Saturday, November 10, 2001
Evil never wins, diplomat says
By Richelle Thompson
The Cincinnati Enquirer
For 47 generations, there was a rabbi in Naphtali Lavie's family. Nazi Germany tried to end the line. And failed.
The same fundamental zeal of Nazi Germany thrives today in Osama bin Laden and the al-Qaida network, but former Israeli Ambassador Lavie says the Islamic extremists ultimately will fail, too.
Evil will pass, said Mr. Lavie, who took part in the Camp David peace talks in the late 1970s and served as consul general of Israel in New York from 1981 to 1985. Mr. Lavie came to Cincinnati this week to encourage investment in Israeli bonds.

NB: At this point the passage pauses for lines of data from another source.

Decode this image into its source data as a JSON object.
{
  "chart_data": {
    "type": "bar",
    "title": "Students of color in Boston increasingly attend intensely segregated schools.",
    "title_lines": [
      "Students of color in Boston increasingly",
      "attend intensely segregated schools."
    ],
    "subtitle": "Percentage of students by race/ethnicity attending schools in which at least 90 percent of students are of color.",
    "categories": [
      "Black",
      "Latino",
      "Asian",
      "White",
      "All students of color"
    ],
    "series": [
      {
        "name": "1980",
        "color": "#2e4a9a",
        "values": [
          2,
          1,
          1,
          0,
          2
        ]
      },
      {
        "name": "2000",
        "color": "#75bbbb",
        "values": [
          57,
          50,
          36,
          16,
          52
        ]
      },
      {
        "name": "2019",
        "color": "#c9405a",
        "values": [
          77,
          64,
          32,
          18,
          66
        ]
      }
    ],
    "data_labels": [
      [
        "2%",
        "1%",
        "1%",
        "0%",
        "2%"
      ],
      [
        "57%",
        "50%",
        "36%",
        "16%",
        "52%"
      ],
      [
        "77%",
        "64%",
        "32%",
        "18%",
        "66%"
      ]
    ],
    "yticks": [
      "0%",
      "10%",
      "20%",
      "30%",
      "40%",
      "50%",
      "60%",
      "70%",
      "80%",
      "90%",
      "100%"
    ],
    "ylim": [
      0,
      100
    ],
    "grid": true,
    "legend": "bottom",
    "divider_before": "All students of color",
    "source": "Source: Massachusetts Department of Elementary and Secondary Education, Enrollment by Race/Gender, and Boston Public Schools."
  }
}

He also brought a message of hope.
Despite 6 million Jews dying in the Holocaust, Hitler's vision of eliminating the religion never succeeded.
Today, Mr. Lavie's brother is Chief Rabbi of Israel, and his son is the family's 49th-generation rabbi.

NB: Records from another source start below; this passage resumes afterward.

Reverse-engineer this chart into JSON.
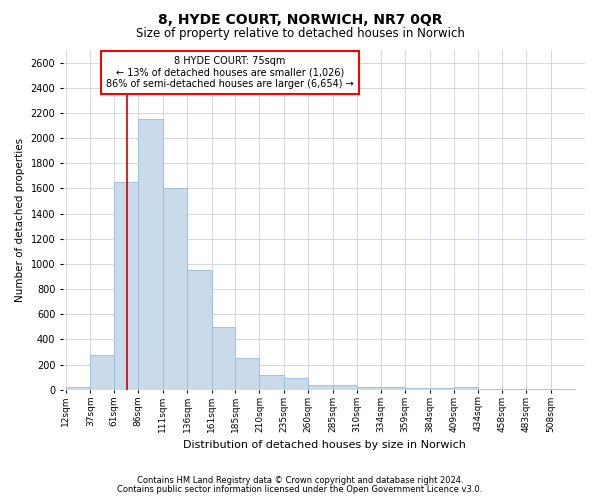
{
  "title": "8, HYDE COURT, NORWICH, NR7 0QR",
  "subtitle": "Size of property relative to detached houses in Norwich",
  "xlabel": "Distribution of detached houses by size in Norwich",
  "ylabel": "Number of detached properties",
  "footnote1": "Contains HM Land Registry data © Crown copyright and database right 2024.",
  "footnote2": "Contains public sector information licensed under the Open Government Licence v3.0.",
  "annotation_title": "8 HYDE COURT: 75sqm",
  "annotation_line1": "← 13% of detached houses are smaller (1,026)",
  "annotation_line2": "86% of semi-detached houses are larger (6,654) →",
  "property_line_x": 75,
  "bar_color": "#c9daea",
  "bar_edgecolor": "#9bbcd4",
  "redline_color": "#cc0000",
  "categories": [
    "12sqm",
    "37sqm",
    "61sqm",
    "86sqm",
    "111sqm",
    "136sqm",
    "161sqm",
    "185sqm",
    "210sqm",
    "235sqm",
    "260sqm",
    "285sqm",
    "310sqm",
    "334sqm",
    "359sqm",
    "384sqm",
    "409sqm",
    "434sqm",
    "458sqm",
    "483sqm",
    "508sqm"
  ],
  "values": [
    25,
    275,
    1650,
    2150,
    1600,
    950,
    500,
    250,
    115,
    90,
    40,
    35,
    25,
    20,
    10,
    10,
    20,
    5,
    5,
    5,
    5
  ],
  "bin_edges": [
    12,
    37,
    61,
    86,
    111,
    136,
    161,
    185,
    210,
    235,
    260,
    285,
    310,
    334,
    359,
    384,
    409,
    434,
    458,
    483,
    508,
    533
  ],
  "ylim": [
    0,
    2700
  ],
  "yticks": [
    0,
    200,
    400,
    600,
    800,
    1000,
    1200,
    1400,
    1600,
    1800,
    2000,
    2200,
    2400,
    2600
  ],
  "background_color": "#ffffff",
  "grid_color": "#d0d0d8"
}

Hitler tried and failed, he said.
Mr. Lavie was a boy in Piotrkow, Poland, when Nazis turned it into the first ghetto. He was imprisoned in death camps, first Auschwitz and later Buchenwald.
Mr. Lavie still remembers the inscription on the belt of an SS soldier who beat him. It said: God is with us.
He believed that God was with them; so you see, it repeats itself, Mr. Lavie said. People commit the most murderous acts and pretend to do it in the name of God.
I have confidence in justice, and people will come back to their senses and prevent the evil things we are now witnessing.